Implications pour la communauté chrétienne libanaise

La polémique autour de Padre Guilherme révèle des fractures au sein de la communauté chrétienne libanaise, estimée à 1,5 million en 2025. Les maronites, majoritaires parmi les chrétiens, se divisent entre une aile traditionaliste influencée par les Forces libanaises et les Kataëb, et une frange progressiste représentée par des intellectuels et jeunes urbains. L’Université du Saint-Esprit de Kaslik, en accueillant la messe, semble opter pour l’ouverture, alignée sur les directives du synode maronite de 2024 appelant au dialogue avec la modernité.

Sur le plan sécuritaire, les menaces des pétitionnaires évoquent des risques de troubles dans un Liban instable. Depuis l’accord de cessez-le-feu avec Israël en novembre 2024, le pays gère des tensions frontalières, avec des incidents sporadiques au sud. Beyrouth, relativement calme, a connu des manifestations confessionnelles en 2025, comme celles contre la réforme du statut personnel. Le gouvernement de Nawaf Salam, en place depuis le 8 février 2025, avec Ghassan Salemeh au ministère de la Culture, n’a pas commenté l’affaire, mais les autorités judiciaires n’ont pas émis d’ordre d’interdiction à ce jour, permettant aux organisateurs de procéder.

Les retombées médiatiques s’intensifient. Des débats télévisés sur des chaînes comme LBCI opposent clercs et artistes, avec des audiences en hausse de 15 % ces derniers jours. Sur les réseaux sociaux, les hashtags #PadreGuilherme et #AHMClub ont généré plus de 50 000 interactions depuis le 7 janvier, reflétant un clivage générationnel : les moins de 30 ans soutiennent majoritairement l’événement, selon un sondage informel de l’Institut libanais des sciences sociales. Des figures journalistiques ont partagé des vidéos du prêtre au Vatican, questionnant la cohérence des opposants.

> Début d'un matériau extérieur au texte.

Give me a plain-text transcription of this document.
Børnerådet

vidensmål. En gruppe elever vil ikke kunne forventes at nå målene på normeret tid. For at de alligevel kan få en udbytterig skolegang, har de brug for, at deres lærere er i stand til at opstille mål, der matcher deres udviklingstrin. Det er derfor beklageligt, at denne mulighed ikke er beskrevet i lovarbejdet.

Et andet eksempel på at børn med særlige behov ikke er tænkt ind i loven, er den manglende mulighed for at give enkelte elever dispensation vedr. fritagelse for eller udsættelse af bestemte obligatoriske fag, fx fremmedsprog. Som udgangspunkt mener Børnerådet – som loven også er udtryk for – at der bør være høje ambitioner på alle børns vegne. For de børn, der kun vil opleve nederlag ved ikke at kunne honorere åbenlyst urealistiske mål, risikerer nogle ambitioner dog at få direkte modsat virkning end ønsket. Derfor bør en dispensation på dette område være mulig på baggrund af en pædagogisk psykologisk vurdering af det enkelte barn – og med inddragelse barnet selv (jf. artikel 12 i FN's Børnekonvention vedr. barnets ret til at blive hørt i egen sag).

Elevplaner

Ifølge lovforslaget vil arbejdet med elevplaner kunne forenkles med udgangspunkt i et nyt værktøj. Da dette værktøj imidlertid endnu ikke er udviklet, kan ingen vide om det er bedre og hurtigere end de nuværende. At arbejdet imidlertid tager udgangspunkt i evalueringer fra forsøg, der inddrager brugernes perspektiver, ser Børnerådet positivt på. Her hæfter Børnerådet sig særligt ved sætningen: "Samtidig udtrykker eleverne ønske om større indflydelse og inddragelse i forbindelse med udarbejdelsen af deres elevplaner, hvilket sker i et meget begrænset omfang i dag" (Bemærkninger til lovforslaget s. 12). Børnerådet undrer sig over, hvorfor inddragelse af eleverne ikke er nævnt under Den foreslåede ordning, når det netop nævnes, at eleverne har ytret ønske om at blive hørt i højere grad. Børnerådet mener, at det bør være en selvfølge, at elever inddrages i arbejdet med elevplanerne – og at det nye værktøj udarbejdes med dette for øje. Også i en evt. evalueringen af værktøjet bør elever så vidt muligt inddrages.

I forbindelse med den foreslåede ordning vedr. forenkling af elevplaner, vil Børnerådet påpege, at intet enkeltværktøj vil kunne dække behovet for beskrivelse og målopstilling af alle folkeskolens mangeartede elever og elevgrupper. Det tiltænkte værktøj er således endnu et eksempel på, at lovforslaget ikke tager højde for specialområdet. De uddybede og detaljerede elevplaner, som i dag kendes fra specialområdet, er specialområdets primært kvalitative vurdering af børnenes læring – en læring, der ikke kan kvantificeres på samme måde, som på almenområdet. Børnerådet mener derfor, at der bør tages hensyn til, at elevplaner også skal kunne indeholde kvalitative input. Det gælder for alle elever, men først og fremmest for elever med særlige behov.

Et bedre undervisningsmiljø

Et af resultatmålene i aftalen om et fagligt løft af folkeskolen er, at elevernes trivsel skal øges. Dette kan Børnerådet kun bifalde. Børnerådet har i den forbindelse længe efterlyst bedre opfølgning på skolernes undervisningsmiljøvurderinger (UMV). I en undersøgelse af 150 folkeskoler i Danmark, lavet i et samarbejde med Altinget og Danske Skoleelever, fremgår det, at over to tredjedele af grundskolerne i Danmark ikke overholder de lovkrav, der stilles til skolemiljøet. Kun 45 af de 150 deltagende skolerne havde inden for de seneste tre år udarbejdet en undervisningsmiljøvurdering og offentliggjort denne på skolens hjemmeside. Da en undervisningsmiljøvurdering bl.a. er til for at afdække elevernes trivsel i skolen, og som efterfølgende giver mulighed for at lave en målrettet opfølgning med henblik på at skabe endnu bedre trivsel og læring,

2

Les implications immédiates concernent aussi l’image internationale du Liban. Avec une diaspora de 15 millions, dont de nombreux chrétiens en Europe, cette affaire risque de consolider le récit d’un pays ancré dans le conservatisme, alors que des initiatives comme ce concert visent à projeter une dynamique renouvelée. Les organisateurs ont renforcé la sécurité au club AHM, anticipant d’éventuels rassemblements, tandis que Padre Guilherme est arrivé à Beyrouth le 8 janvier matin, sans incident rapporté. Sa messe à Kaslik, prévue pour 18h, devrait attirer plusieurs centaines de fidèles, avant son passage au club vers 22h30. Les billets, vendus entre 20 et 50 dollars, incluent des options VIP, et les promoteurs confirment une capacité de 1 000 personnes, avec des protocoles anti-drogue stricts pour contrer les accusations de dépravation.

Cette situation prolonge les débats sur la place de l’art dans une société multiconfessionnelle, où chaque événement culturel peut devenir un terrain de bataille idéologique, sans que les autorités n’interviennent pour clarifier les limites de la liberté d’expression.